Al Loving was influenced by his father, a sign painter with artistic training, and started copying his portfolio at the age of twelve. Loving studied art at the University of Illinois and the University of Michigan and moved to New York in 1968. A year later he was given a solo show at the Whitney Museum. Both Loving’s style of work--geometric abstraction--and the fact that he was an African-American artist at a time when the Whitney was eager to redress earlier omissions were factors in this early recognition by a major institution.

The hexagonal forms of Lisa and Susan are typical of Loving’s work of the seventies. The artist painted the different sections in carefully modulated colors in order to create the illusion of projection and recession. Later in his career, the artist turned away from this hard-edged style to make collages with much looser, more expressive elements.

CRITICAL EXCERPTS

William Zimmer, New York Times, 12/6/98
“Mr. Loving is an abstract painter whose early works show a great dedication to the formal thinking of the mid-1960's. These shaped canvases hint illusionistically at volume or three dimensions even though the surface is resolutely flat. "Cube" is painted as if it were the scaffolding for a solid form.”

Al Loving, artist statement, 1988
“But one thing that happens to you when you become a disciplined artist is that you don't make those kind of choices anymore. You become part of a process. Once it's been put inside you, once the process has become a part of you, then it has a mind of its own. That's when I discovered I was just a vehicle...I feel sometimes like I died years ago and art has just dragged me through life....I had one image that I had developed beyond the cube called a septahedron. I had a six-sided stretcher bar made and I stretched the painting over it...I was trying to use the wall as a canvas, joining these things together so I could compose on a wall as canvas. I could put as many of these things up as I'd need. That opened it up a little bit. I could move with it horizontally...But in the process of moving through formalism, you just do this art, embarrassed or not, because it's going to take you somewhere.
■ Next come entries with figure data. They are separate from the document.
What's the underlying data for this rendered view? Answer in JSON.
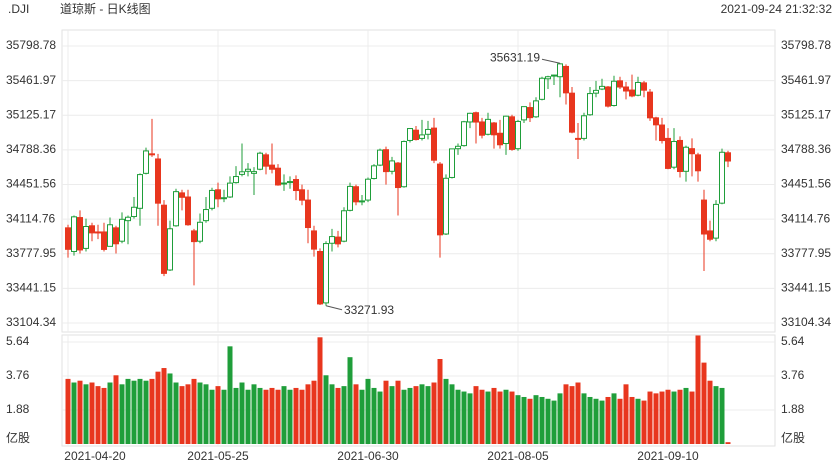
{
  "chart_data": {
    "type": "candlestick",
    "symbol": ".DJI",
    "title": "道琼斯 - 日K线图",
    "timestamp": "2021-09-24 21:32:32",
    "categories": [
      "2021-04-20",
      null,
      null,
      null,
      null,
      null,
      null,
      null,
      null,
      null,
      null,
      null,
      null,
      null,
      null,
      null,
      null,
      null,
      null,
      null,
      null,
      null,
      null,
      null,
      null,
      "2021-05-25",
      null,
      null,
      null,
      null,
      null,
      null,
      null,
      null,
      null,
      null,
      null,
      null,
      null,
      null,
      null,
      null,
      null,
      null,
      null,
      null,
      null,
      null,
      null,
      null,
      "2021-06-30",
      null,
      null,
      null,
      null,
      null,
      null,
      null,
      null,
      null,
      null,
      null,
      null,
      null,
      null,
      null,
      null,
      null,
      null,
      null,
      null,
      null,
      null,
      null,
      null,
      "2021-08-05",
      null,
      null,
      null,
      null,
      null,
      null,
      null,
      null,
      null,
      null,
      null,
      null,
      null,
      null,
      null,
      null,
      null,
      null,
      null,
      null,
      null,
      null,
      null,
      null,
      "2021-09-10",
      null,
      null,
      null,
      null,
      null,
      null,
      null,
      null,
      null,
      null
    ],
    "open": [
      34030,
      33800,
      34130,
      33830,
      34050,
      33990,
      33990,
      33850,
      34030,
      33900,
      34100,
      34140,
      34220,
      34560,
      34750,
      34700,
      34250,
      33620,
      34050,
      34370,
      34330,
      34000,
      33900,
      34100,
      34220,
      34400,
      34320,
      34330,
      34470,
      34550,
      34580,
      34560,
      34600,
      34740,
      34640,
      34610,
      34460,
      34470,
      34500,
      34400,
      34300,
      34000,
      33800,
      33300,
      33880,
      33940,
      33900,
      34200,
      34430,
      34290,
      34300,
      34510,
      34640,
      34790,
      34580,
      34660,
      34430,
      34880,
      34980,
      34900,
      34940,
      35000,
      34650,
      33970,
      34520,
      34800,
      34830,
      35060,
      35150,
      35060,
      34940,
      35050,
      34950,
      34850,
      35110,
      34800,
      35080,
      35200,
      35110,
      35280,
      35480,
      35510,
      35500,
      35600,
      35340,
      34900,
      34900,
      35130,
      35340,
      35380,
      35400,
      35220,
      35460,
      35400,
      35370,
      35320,
      35440,
      35350,
      35100,
      35030,
      34900,
      34620,
      34880,
      34580,
      34800,
      34740,
      34300,
      34000,
      33930,
      34270,
      34760
    ],
    "high": [
      34060,
      34150,
      34200,
      34120,
      34080,
      34060,
      34080,
      34130,
      34050,
      34180,
      34150,
      34330,
      34560,
      34810,
      35090,
      34750,
      34300,
      34100,
      34410,
      34400,
      34400,
      34020,
      34170,
      34330,
      34420,
      34470,
      34400,
      34530,
      34630,
      34850,
      34660,
      34620,
      34770,
      34760,
      34850,
      34650,
      34550,
      34530,
      34540,
      34450,
      34400,
      34050,
      33830,
      33900,
      34020,
      34000,
      34230,
      34470,
      34450,
      34350,
      34520,
      34650,
      34800,
      34820,
      34720,
      34670,
      34880,
      35000,
      35020,
      35080,
      35070,
      35100,
      34670,
      34550,
      34800,
      34850,
      35070,
      35150,
      35160,
      35100,
      35150,
      35060,
      35080,
      35120,
      35130,
      35080,
      35210,
      35250,
      35300,
      35500,
      35510,
      35520,
      35631.19,
      35620,
      35400,
      35050,
      35150,
      35400,
      35460,
      35480,
      35410,
      35510,
      35500,
      35450,
      35520,
      35500,
      35460,
      35380,
      35110,
      35100,
      35000,
      35000,
      34920,
      34830,
      34900,
      34760,
      34400,
      34100,
      34300,
      34800,
      34780
    ],
    "low": [
      33740,
      33760,
      33780,
      33800,
      33900,
      33920,
      33800,
      33850,
      33780,
      33880,
      33870,
      34120,
      34050,
      34550,
      34720,
      34050,
      33560,
      33610,
      34040,
      34200,
      34050,
      33470,
      33880,
      34080,
      34200,
      34230,
      34280,
      34320,
      34460,
      34530,
      34530,
      34350,
      34590,
      34550,
      34560,
      34440,
      34390,
      34410,
      34300,
      34250,
      33880,
      33750,
      33280,
      33271.93,
      33800,
      33840,
      33890,
      34190,
      34250,
      34250,
      34280,
      34500,
      34630,
      34450,
      34550,
      34150,
      34420,
      34860,
      34880,
      34880,
      34890,
      34660,
      33740,
      33960,
      34510,
      34740,
      34820,
      35000,
      34850,
      34900,
      34930,
      34800,
      34800,
      34740,
      34780,
      34780,
      35050,
      35060,
      35100,
      35270,
      35380,
      35420,
      35300,
      35230,
      34950,
      34700,
      34880,
      35120,
      35300,
      35370,
      35200,
      35210,
      35380,
      35280,
      35300,
      35310,
      35300,
      35070,
      34880,
      34850,
      34600,
      34600,
      34520,
      34480,
      34530,
      34480,
      33610,
      33900,
      33900,
      34260,
      34620
    ],
    "close": [
      33821,
      34137,
      33815,
      34043,
      33981,
      33984,
      33820,
      34060,
      33875,
      34113,
      34133,
      34230,
      34548,
      34778,
      34743,
      34270,
      33587,
      34021,
      34382,
      34327,
      34060,
      33896,
      34084,
      34208,
      34394,
      34312,
      34323,
      34465,
      34529,
      34575,
      34600,
      34577,
      34756,
      34630,
      34600,
      34447,
      34466,
      34480,
      34393,
      34299,
      34033,
      33823,
      33290,
      33877,
      33945,
      33874,
      34196,
      34433,
      34283,
      34292,
      34503,
      34633,
      34786,
      34577,
      34681,
      34422,
      34870,
      34996,
      34889,
      34934,
      34987,
      34688,
      33962,
      34512,
      34798,
      34823,
      35062,
      35144,
      35059,
      34931,
      35085,
      34935,
      34838,
      35116,
      34793,
      35065,
      35209,
      35102,
      35265,
      35485,
      35500,
      35516,
      35625,
      35343,
      34961,
      34894,
      35120,
      35336,
      35367,
      35406,
      35214,
      35456,
      35400,
      35361,
      35313,
      35444,
      35369,
      35100,
      35032,
      34879,
      34608,
      34870,
      34578,
      34814,
      34751,
      34585,
      33970,
      33919,
      34258,
      34765,
      34680
    ],
    "volume": [
      3.6,
      3.4,
      3.5,
      3.3,
      3.4,
      3.2,
      3.1,
      3.4,
      3.8,
      3.3,
      3.6,
      3.5,
      3.6,
      3.5,
      3.6,
      4.0,
      4.2,
      3.9,
      3.4,
      3.2,
      3.3,
      3.6,
      3.4,
      3.3,
      3.0,
      3.2,
      3.0,
      5.4,
      3.1,
      3.4,
      3.0,
      3.3,
      3.1,
      3.0,
      3.1,
      3.0,
      3.2,
      3.0,
      3.1,
      3.0,
      3.3,
      3.5,
      5.9,
      3.8,
      3.3,
      3.1,
      3.2,
      4.8,
      3.3,
      3.0,
      3.6,
      3.1,
      2.9,
      3.5,
      3.2,
      3.5,
      3.0,
      3.1,
      3.2,
      3.3,
      3.2,
      3.4,
      4.7,
      3.6,
      3.3,
      3.0,
      2.9,
      2.8,
      3.2,
      3.0,
      2.9,
      3.1,
      2.9,
      3.0,
      2.9,
      2.7,
      2.6,
      2.5,
      2.7,
      2.6,
      2.5,
      2.4,
      2.8,
      3.3,
      3.2,
      3.4,
      2.8,
      2.6,
      2.5,
      2.4,
      2.6,
      2.8,
      2.5,
      3.3,
      2.6,
      2.5,
      2.4,
      2.9,
      2.8,
      2.9,
      3.0,
      2.9,
      3.0,
      3.1,
      2.9,
      6.0,
      4.5,
      3.5,
      3.2,
      3.1,
      0.1
    ],
    "ylim": [
      33104.34,
      35798.78
    ],
    "yticks": [
      35798.78,
      35461.97,
      35125.17,
      34788.36,
      34451.56,
      34114.76,
      33777.95,
      33441.15,
      33104.34
    ],
    "volume_ylim": [
      0,
      5.64
    ],
    "volume_ticks": [
      5.64,
      3.76,
      1.88
    ],
    "volume_unit": "亿股",
    "up_color": "#1f9e3a",
    "down_color": "#e8361e",
    "grid": true
  }
}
But where it was going, I had no idea...there was a quilt show at the Whitney Museum...That's when I started dying fabric...Sam Gilliam had been draping stuff...I could move away from the wall a little bit and begin to play with these other options...Sam had given me the right to do this...I don't do painting. I do something else. I don't use brushes anymore, no matter what. I feel that any artist who paints from that tradition is an imposter...when I found my own roots, my own gravity, my own self, it wasn't about painting.”